Ostatnio chłodniejsze dni i minusowa temperatura rozpoczęły w wielu rejonach w Polsce sezon zamarzniętych szyb w samochodach. By wyruszyć w trasę, zmarzliny należy się pozbyć. Najczęstszym sposobem na pozbycie się szronu z szyb jest skrobanie, które łatwiejsze jest dzięki włączonemu nawiewowi. Do tego jednak trzeba mieć uruchomiony silnik w samochodzie. Choć taki proceder jest pomocny w zimowych zmaganiach, to nie jest on zgodny z prawem. Za skrobanie szyb przy włączonym silniku samochodu można bowiem dostać aż dwa mandaty.

Skrobanie to jeden ze sposobów z walką z zamarzniętymi szybami. Jest to dość żmudny proces, ale kierowcy ułatwiają go sobie włączonym w samochodzie nawiewem. Wówczas zmagania ograniczają się jedynie do momentu, w którym szyby staną się na tyle ciepłe, by szron, lód i wszelaka zmarzlina łatwiej odchodziły od szyb. Niestety, wiele osób zapomina, że stosując takie rozwiązanie łamie aż dwa przepisy prawa, za które może otrzymać nie jeden, a dwa mandaty. Za co i ile można w sumie zapłacić za skrobanie szyb przy włączonym silniku?

Jedna czynność, dwie nagany

Skrobanie i odśnieżanie śniegu na włączonym w samochodzie silniku to na tyle popularny zimowy rytuał kierowców, że mało kto zdaje sobie sprawę z możliwości otrzymania mandatu. Warto o tym pamiętać w momencie kolejnego przygotowywania samochodu do podróży, bowiem w trakcie oczyszczania szyb ze szronu i lodu przy włączonym silniku łamane są aż dwa przepisy prawne. Jeśli zostanie się przyłapanym na gorącym uczynku, portfel może się stać lżejszy o nawet parę banknotów stuzłotowych.

Pierwszy z mandatów w wysokości od 50 do 100 złotych skrobiący szyby kierowca może otrzymać za pozostawienie pracującego silnika i oddalenie się od pojazdu. Prowadzący samochód powinien mieć bowiem całkowitą kontrolę za pojazdem, czego nie jest w stanie zrobić, chodząc wokół auta ze skrobaczką.
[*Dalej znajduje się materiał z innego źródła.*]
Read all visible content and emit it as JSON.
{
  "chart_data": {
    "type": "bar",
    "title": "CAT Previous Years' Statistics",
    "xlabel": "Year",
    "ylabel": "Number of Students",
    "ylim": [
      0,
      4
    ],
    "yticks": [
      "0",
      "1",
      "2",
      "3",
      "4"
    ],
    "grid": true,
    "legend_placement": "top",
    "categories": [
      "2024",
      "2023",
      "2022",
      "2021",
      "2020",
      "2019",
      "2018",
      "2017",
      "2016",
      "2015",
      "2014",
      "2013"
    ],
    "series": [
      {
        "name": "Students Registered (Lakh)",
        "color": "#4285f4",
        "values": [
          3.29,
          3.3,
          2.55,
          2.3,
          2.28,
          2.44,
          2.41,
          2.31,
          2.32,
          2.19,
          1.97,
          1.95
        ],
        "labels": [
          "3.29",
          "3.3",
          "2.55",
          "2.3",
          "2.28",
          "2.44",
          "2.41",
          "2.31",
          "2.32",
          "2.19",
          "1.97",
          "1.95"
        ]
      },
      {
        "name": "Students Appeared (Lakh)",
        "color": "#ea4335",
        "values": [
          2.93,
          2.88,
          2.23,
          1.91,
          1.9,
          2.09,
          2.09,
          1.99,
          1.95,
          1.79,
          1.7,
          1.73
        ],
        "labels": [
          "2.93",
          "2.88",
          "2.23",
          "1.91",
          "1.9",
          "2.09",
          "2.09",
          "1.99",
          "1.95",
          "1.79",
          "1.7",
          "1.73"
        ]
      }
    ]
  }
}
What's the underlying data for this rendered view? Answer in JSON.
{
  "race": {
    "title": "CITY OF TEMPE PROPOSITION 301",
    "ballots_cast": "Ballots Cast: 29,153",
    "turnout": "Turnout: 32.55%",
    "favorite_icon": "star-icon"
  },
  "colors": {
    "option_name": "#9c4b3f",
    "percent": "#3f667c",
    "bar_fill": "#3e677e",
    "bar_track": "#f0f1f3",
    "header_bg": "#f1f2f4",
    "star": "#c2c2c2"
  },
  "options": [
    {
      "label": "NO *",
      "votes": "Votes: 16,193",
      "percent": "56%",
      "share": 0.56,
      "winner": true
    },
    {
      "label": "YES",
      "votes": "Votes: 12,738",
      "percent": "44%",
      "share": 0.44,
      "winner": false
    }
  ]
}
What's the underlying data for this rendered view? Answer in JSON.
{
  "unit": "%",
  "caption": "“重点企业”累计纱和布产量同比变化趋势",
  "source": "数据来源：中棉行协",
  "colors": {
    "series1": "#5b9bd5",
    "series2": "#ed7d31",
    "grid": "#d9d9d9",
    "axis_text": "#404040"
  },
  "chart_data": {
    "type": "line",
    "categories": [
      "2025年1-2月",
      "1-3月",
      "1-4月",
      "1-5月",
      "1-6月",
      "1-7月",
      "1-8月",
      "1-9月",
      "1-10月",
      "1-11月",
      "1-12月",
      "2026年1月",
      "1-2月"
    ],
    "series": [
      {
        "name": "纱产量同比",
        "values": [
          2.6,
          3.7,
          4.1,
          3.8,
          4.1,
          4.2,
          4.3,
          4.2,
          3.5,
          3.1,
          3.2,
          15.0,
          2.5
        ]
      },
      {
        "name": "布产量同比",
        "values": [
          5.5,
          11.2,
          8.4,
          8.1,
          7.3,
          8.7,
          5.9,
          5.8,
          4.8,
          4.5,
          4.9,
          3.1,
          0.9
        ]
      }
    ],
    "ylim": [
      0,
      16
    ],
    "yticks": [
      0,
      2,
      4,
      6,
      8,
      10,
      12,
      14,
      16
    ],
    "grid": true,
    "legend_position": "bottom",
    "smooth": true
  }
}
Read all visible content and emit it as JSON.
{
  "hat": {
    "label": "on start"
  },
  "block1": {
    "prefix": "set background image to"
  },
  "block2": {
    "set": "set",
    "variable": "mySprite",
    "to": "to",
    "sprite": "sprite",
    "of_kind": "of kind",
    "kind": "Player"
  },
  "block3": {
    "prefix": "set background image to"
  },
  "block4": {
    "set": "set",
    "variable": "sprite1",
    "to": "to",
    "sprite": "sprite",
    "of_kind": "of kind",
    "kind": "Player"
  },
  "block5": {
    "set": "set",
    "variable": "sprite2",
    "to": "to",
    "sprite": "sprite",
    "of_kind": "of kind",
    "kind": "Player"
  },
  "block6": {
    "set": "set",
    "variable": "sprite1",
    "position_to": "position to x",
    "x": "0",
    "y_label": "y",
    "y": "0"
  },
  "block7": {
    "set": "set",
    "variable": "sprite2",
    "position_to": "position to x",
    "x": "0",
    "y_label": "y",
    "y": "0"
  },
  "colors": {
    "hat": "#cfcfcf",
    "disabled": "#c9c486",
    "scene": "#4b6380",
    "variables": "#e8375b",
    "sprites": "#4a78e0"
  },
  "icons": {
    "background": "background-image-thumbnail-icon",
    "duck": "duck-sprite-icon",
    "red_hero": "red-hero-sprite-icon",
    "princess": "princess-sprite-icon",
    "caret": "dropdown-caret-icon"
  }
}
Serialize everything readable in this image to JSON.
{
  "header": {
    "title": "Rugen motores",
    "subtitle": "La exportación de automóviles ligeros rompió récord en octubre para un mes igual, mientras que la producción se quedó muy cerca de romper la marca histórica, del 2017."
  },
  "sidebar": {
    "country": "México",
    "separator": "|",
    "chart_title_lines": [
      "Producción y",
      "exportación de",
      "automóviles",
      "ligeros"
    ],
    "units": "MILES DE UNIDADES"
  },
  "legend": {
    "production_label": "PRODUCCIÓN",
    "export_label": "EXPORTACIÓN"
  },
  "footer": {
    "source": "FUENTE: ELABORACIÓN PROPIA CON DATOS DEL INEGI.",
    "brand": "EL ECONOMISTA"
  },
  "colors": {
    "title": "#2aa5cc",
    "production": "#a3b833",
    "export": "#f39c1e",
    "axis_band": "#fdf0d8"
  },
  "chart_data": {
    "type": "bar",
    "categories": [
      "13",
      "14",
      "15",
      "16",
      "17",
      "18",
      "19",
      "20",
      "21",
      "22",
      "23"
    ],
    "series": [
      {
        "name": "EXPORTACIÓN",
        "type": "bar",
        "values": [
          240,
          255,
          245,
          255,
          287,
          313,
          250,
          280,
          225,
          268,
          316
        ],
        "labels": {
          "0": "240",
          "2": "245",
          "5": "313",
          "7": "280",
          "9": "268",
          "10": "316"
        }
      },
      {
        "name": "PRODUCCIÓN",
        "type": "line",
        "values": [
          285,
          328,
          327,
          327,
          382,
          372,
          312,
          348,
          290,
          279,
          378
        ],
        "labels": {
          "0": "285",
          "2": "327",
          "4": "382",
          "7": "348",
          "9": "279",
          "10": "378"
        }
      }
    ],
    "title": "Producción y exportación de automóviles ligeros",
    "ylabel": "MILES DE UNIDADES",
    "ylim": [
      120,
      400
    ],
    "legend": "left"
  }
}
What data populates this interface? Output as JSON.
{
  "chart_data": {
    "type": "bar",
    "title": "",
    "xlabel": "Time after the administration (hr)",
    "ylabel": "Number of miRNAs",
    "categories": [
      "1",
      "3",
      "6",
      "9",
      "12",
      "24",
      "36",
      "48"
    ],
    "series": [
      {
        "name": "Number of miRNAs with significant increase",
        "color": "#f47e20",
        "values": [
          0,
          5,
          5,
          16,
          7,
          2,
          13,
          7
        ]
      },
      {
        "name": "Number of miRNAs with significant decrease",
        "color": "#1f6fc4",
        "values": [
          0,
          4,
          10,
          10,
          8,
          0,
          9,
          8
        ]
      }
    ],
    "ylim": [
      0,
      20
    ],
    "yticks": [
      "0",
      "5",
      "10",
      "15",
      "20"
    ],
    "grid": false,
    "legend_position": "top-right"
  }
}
Drugie wezwanie do zapłaty za złamanie przepisów drogowych związane jest z zakazem postoju z włączonym silnikiem dłużej niż jedną minutę w terenie zabudowanym. Według prawa taki pojazd powoduje uciążliwości takie jak nadmierna emisja spalin do środowiska i nadmierny hałas. Za takie przewinienie kierowca może zapłacić nawet 300 złotych.

Nie tak mało

Łącznie skrobanie szyb na włączonym silniku może wynieść nieuważnego kierowcę nawet 400 złotych. Trzeba przyznać, że jak na tak „niewinną” czynność, jest to dość sporo. Część kierowców może zatem skłonić się ku bezpieczniejszym rozwiązaniom, jak stosowanie odmrażacza, domowych mikstur czy nakładanie specjalnej maty.